Situated near the fault-line of two tectonic plates, Kilimanjaro began to build itself up around 750,000 years ago, via thousands of years of lava explosions from the volcanic cones of Shira, Mawenzi, and Kibo. One by one, the three cones died out: Shira was the first to go, collapsing once it had reached around 16,400. Kibo and Mawenzi continued to erupt, forming the ridge now known as “the saddle,” before Mawenzi died out at a height of about 18,000 feet. Kibo continued to explode until somewhere between 150,000 and 200,000 years ago, by which point it had reached the 19,341 foot elevation we know today (it’s possible Kibo reached even higher back then; since Kilimanjaro stopped erupting, the biggest change in its height has come from erosion by the elements).
The Somalia Plate and the African Plate have been slowly pulling apart for hundreds of thousands of years, which caused volcanic activity along the Great Rift Valley (including at Kilimanjaro)
By Sting and Rémih [CC BY-SA 2.5 (http://creativecommons.org/licenses/by-sa/2.5)], via Wikimedia Commons
But just because the peaks had stopped building themselves up, that didn’t mean Kilimanjaro was going to settle down into a quiet middle age.
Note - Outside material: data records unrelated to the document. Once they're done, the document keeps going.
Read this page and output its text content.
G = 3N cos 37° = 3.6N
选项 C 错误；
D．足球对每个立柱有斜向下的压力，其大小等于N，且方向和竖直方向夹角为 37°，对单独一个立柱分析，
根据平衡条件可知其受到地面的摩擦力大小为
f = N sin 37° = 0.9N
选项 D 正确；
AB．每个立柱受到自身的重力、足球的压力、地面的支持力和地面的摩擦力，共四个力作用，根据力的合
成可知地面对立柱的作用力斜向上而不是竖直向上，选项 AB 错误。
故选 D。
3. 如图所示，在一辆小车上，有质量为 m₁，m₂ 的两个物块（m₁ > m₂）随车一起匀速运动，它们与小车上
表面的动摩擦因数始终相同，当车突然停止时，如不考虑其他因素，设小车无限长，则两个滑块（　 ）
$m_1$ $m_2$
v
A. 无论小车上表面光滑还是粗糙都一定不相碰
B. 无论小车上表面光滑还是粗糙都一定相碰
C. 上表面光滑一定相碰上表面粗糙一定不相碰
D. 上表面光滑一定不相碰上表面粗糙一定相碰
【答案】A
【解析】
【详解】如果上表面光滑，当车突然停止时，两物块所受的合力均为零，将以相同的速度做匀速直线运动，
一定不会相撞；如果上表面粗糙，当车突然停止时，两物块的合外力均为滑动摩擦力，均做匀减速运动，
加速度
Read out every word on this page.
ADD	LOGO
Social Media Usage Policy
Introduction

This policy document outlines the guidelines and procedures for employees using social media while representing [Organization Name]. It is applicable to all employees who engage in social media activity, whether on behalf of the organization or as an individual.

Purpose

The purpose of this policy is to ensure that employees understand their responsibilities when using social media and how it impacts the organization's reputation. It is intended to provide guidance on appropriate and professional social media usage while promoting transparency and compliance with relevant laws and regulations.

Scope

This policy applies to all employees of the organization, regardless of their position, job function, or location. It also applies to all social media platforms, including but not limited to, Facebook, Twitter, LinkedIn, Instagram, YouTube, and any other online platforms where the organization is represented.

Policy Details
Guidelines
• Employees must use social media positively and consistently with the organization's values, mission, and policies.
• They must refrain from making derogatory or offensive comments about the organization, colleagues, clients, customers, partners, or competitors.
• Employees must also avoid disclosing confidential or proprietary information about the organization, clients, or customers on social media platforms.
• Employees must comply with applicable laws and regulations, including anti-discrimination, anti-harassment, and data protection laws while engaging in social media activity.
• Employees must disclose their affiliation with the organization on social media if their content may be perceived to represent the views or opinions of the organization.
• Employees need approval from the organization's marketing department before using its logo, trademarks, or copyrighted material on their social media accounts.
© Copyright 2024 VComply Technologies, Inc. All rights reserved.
Though there haven’t been any major eruptions in a very long time, steam and sulfurous gasses still escape from fumaroles near Kibo’s peak, and in 2003, scientists reported that molten magma still flows just 400 meters beneath the summit.
Eventually, Kili could erupt again (or collapse), but scientists don’t expect any volcanic activity from Kili in the foreseeable future. So trekkers have nothing to fear…except maybe those sulfur-smells near the top!